IV. D’un récit panoramique
20La totalité n’est pas donnée, elle se gagne ; elle s’embrasse par l’écriture, sa prise se justifie métaphoriquement par l’observation, comme si elle résultait du seul regard et comme si celui-ci, pour produire l’effet attendu, devait être porté à son comble à partir d’un « sommet » auquel l’auteur aurait accédé par miracle ou par mérite : l’observateur est un véritable alpiniste du langage ; plus il parvient à s’établir sur une « cime » supérieure unique, plus sa description est supposée correspondre « sous ses pieds » à l’étendue géographique autant qu’historique que sa « proximité » dérobe au commun des mortels.

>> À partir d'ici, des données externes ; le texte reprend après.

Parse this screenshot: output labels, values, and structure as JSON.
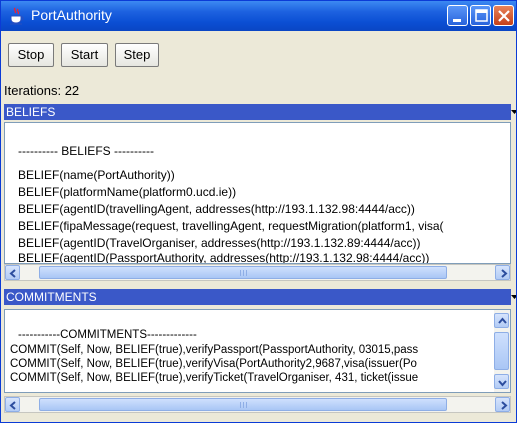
{
  "window": {
    "title": "PortAuthority"
  },
  "toolbar": {
    "stop_label": "Stop",
    "start_label": "Start",
    "step_label": "Step"
  },
  "status": {
    "iterations": "Iterations: 22"
  },
  "beliefs": {
    "header": "BELIEFS",
    "lines": [
      "---------- BELIEFS ----------",
      "BELIEF(name(PortAuthority))",
      "BELIEF(platformName(platform0.ucd.ie))",
      "BELIEF(agentID(travellingAgent, addresses(http://193.1.132.98:4444/acc))",
      "BELIEF(fipaMessage(request, travellingAgent, requestMigration(platform1, visa(",
      "BELIEF(agentID(TravelOrganiser, addresses(http://193.1.132.89:4444/acc))",
      "BELIEF(agentID(PassportAuthority, addresses(http://193.1.132.98:4444/acc))"
    ]
  },
  "commitments": {
    "header": "COMMITMENTS",
    "lines": [
      "-----------COMMITMENTS-------------",
      "COMMIT(Self, Now, BELIEF(true),verifyPassport(PassportAuthority, 03015,pass",
      "COMMIT(Self, Now, BELIEF(true),verifyVisa(PortAuthority2,9687,visa(issuer(Po",
      "COMMIT(Self, Now, BELIEF(true),verifyTicket(TravelOrganiser, 431, ticket(issue"
    ]
  },
  "colors": {
    "titlebar": "#0b4fd4",
    "panel_header": "#3a58c8",
    "window_bg": "#ece9d8"
  }
}
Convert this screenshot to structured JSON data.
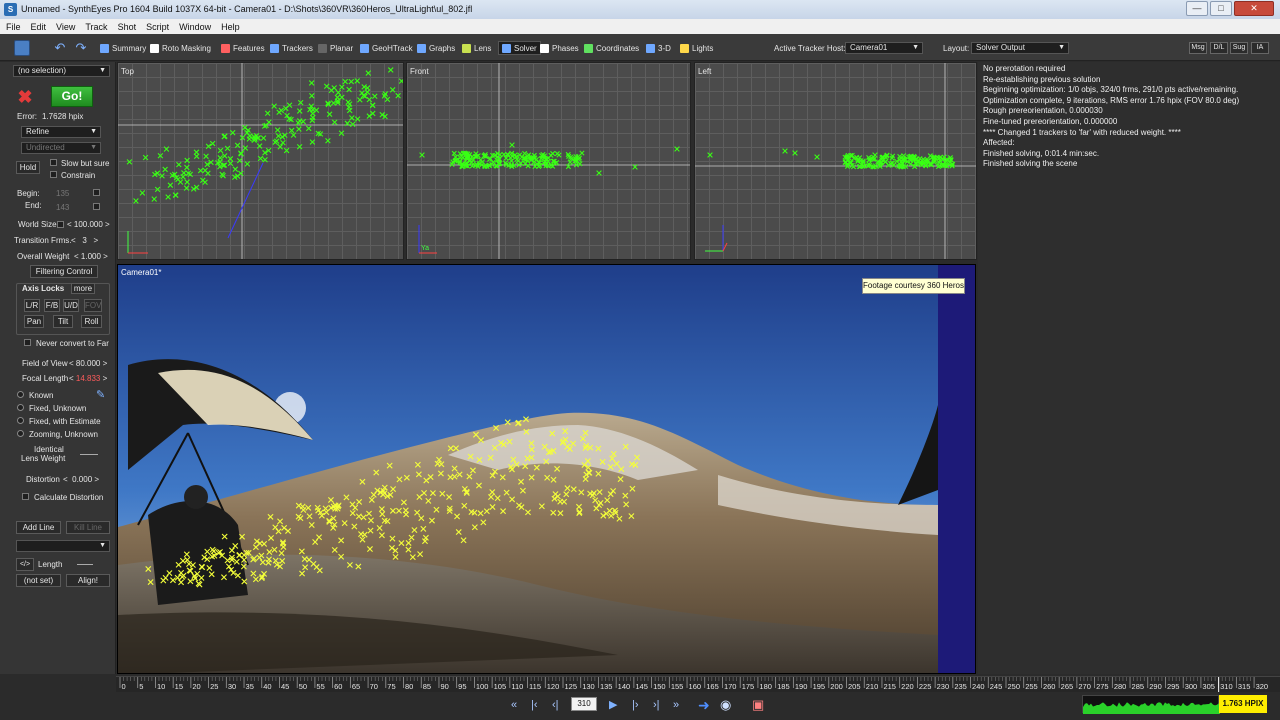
{
  "window": {
    "title": "Unnamed - SynthEyes Pro 1604 Build 1037X 64-bit - Camera01 - D:\\Shots\\360VR\\360Heros_UltraLight\\ul_802.jfl"
  },
  "menu": [
    "File",
    "Edit",
    "View",
    "Track",
    "Shot",
    "Script",
    "Window",
    "Help"
  ],
  "toolbar": {
    "tabs": [
      {
        "label": "Summary",
        "icon": "summary-icon",
        "color": "#6fa8ff"
      },
      {
        "label": "Roto Masking",
        "icon": "roto-icon",
        "color": "#ffffff"
      },
      {
        "label": "Features",
        "icon": "features-icon",
        "color": "#ff6060"
      },
      {
        "label": "Trackers",
        "icon": "trackers-icon",
        "color": "#6fa8ff"
      },
      {
        "label": "Planar",
        "icon": "planar-icon",
        "color": "#666666"
      },
      {
        "label": "GeoHTrack",
        "icon": "geohtrack-icon",
        "color": "#6fa8ff"
      },
      {
        "label": "Graphs",
        "icon": "graphs-icon",
        "color": "#6fa8ff"
      },
      {
        "label": "Lens",
        "icon": "lens-icon",
        "color": "#c8e050"
      },
      {
        "label": "Solver",
        "icon": "solver-icon",
        "color": "#6fa8ff"
      },
      {
        "label": "Phases",
        "icon": "phases-icon",
        "color": "#ffffff"
      },
      {
        "label": "Coordinates",
        "icon": "coordinates-icon",
        "color": "#60e060"
      },
      {
        "label": "3-D",
        "icon": "3d-icon",
        "color": "#6fa8ff"
      },
      {
        "label": "Lights",
        "icon": "lights-icon",
        "color": "#ffd84a"
      }
    ],
    "active_tab": "Solver",
    "active_tracker_host_label": "Active Tracker Host:",
    "active_tracker_host_value": "Camera01",
    "layout_label": "Layout:",
    "layout_value": "Solver Output",
    "right_buttons": [
      "Msg",
      "D/L",
      "Sug",
      "IA"
    ]
  },
  "solver_panel": {
    "selection": "(no selection)",
    "go_label": "Go!",
    "error_label": "Error:",
    "error_value": "1.7628 hpix",
    "mode": "Refine",
    "direction": "Undirected",
    "hold_label": "Hold",
    "slow_but_sure": "Slow but sure",
    "constrain": "Constrain",
    "begin_label": "Begin:",
    "begin_value": "135",
    "end_label": "End:",
    "end_value": "143",
    "world_size_label": "World Size",
    "world_size_value": "100.000",
    "transition_label": "Transition Frms.",
    "transition_value": "3",
    "overall_weight_label": "Overall Weight",
    "overall_weight_value": "1.000",
    "filtering_control": "Filtering Control",
    "axis_locks_label": "Axis Locks",
    "more_label": "more",
    "axis_buttons": [
      "L/R",
      "F/B",
      "U/D",
      "FOV"
    ],
    "rot_buttons": [
      "Pan",
      "Tilt",
      "Roll"
    ],
    "never_convert": "Never convert to Far",
    "fov_label": "Field of View",
    "fov_value": "80.000",
    "focal_label": "Focal Length",
    "focal_value": "14.833",
    "lens_modes": [
      "Known",
      "Fixed, Unknown",
      "Fixed, with Estimate",
      "Zooming, Unknown"
    ],
    "identical_lens_weight_1": "Identical",
    "identical_lens_weight_2": "Lens Weight",
    "distortion_label": "Distortion",
    "distortion_value": "0.000",
    "calculate_distortion": "Calculate Distortion",
    "add_line": "Add Line",
    "kill_line": "Kill Line",
    "length_label": "Length",
    "not_set": "(not set)",
    "align": "Align!"
  },
  "viewports": {
    "top": "Top",
    "front": "Front",
    "left": "Left",
    "front_axis_label": "Ya"
  },
  "camera_view": {
    "label": "Camera01*",
    "courtesy": "Footage courtesy 360 Heros"
  },
  "log": [
    "No prerotation required",
    "Re-establishing previous solution",
    "Beginning optimization: 1/0 objs, 324/0 frms, 291/0 pts active/remaining.",
    "Optimization complete, 9 iterations, RMS error 1.76 hpix (FOV 80.0 deg)",
    "Rough prereorientation, 0.000030",
    "Fine-tuned prereorientation, 0.000000",
    "**** Changed 1 trackers to 'far' with reduced weight. ****",
    "Affected:",
    "Finished solving, 0:01.4 min:sec.",
    "Finished solving the scene"
  ],
  "timeline": {
    "ticks": [
      "0",
      "5",
      "10",
      "15",
      "20",
      "25",
      "30",
      "35",
      "40",
      "45",
      "50",
      "55",
      "60",
      "65",
      "70",
      "75",
      "80",
      "85",
      "90",
      "95",
      "100",
      "105",
      "110",
      "115",
      "120",
      "125",
      "130",
      "135",
      "140",
      "145",
      "150",
      "155",
      "160",
      "165",
      "170",
      "175",
      "180",
      "185",
      "190",
      "195",
      "200",
      "205",
      "210",
      "215",
      "220",
      "225",
      "230",
      "235",
      "240",
      "245",
      "250",
      "255",
      "260",
      "265",
      "270",
      "275",
      "280",
      "285",
      "290",
      "295",
      "300",
      "305",
      "310",
      "315",
      "320"
    ],
    "current_frame": 310
  },
  "transport": {
    "frame": "310",
    "hpix": "1.763 HPIX"
  },
  "colors": {
    "tracker_green": "#39ff14",
    "tracker_yellow": "#f4ff3a",
    "go_green": "#2aa52a",
    "hpix_yellow": "#ffee00"
  }
}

21Nous voici, par exemple, à Aix-la-Chapelle :
Au reste, d’où nous étions, et de cette terrasse où je venais à la fois de faire un si bon déjeuner et un si excellent cours d’histoire, je me trouvais merveilleusement placé pour voir, sans me déranger, toutes les localités où s’étaient passées les choses importantes que monsieur Polain venait de me raconter13.
22Suit la description systématique du panorama, chaque site étant dûment relié à sa place à l’événement auquel il servit de théâtre. La même situation se retrouve à Waterloo, où Dumas fait sa visite : « De ce point élevé, rien de plus facile que d’évoquer toutes ces ombres, tout ce bruit, toute cette fumée, éteints depuis vingt-cinq ans, et d’assister de nouveau à la bataille »14.
23Survient alors un identique travelling, tous les événements et tous les personnages venant se ranger dans le cercle infini que trace la conscience d’écrire. Par exemple encore, comme ceci, au chapitre cvii « La portière de Marat », dans Joseph Balsamo :
La porte s’ouvrit et donna passage à dame Grivette.
Cette femme, que nous n’avons pas pris le temps d’esquisser parce que sa figure était de celles que le peintre relègue au dernier plan tant qu’il n’a pas besoin d’elles ; cette femme s’avance maintenant dans le tableau mouvant de cette histoire, et demande à prendre place dans l’immense panorama que nous avons entrepris de dérouler aux yeux de nos lecteurs ; panorama dans lequel nous encadrerions, si notre génie égalait notre volonté, depuis le mendiant jusqu’au roi, depuis Caliban jusqu’à Ariel, depuis Ariel jusqu’à Dieu.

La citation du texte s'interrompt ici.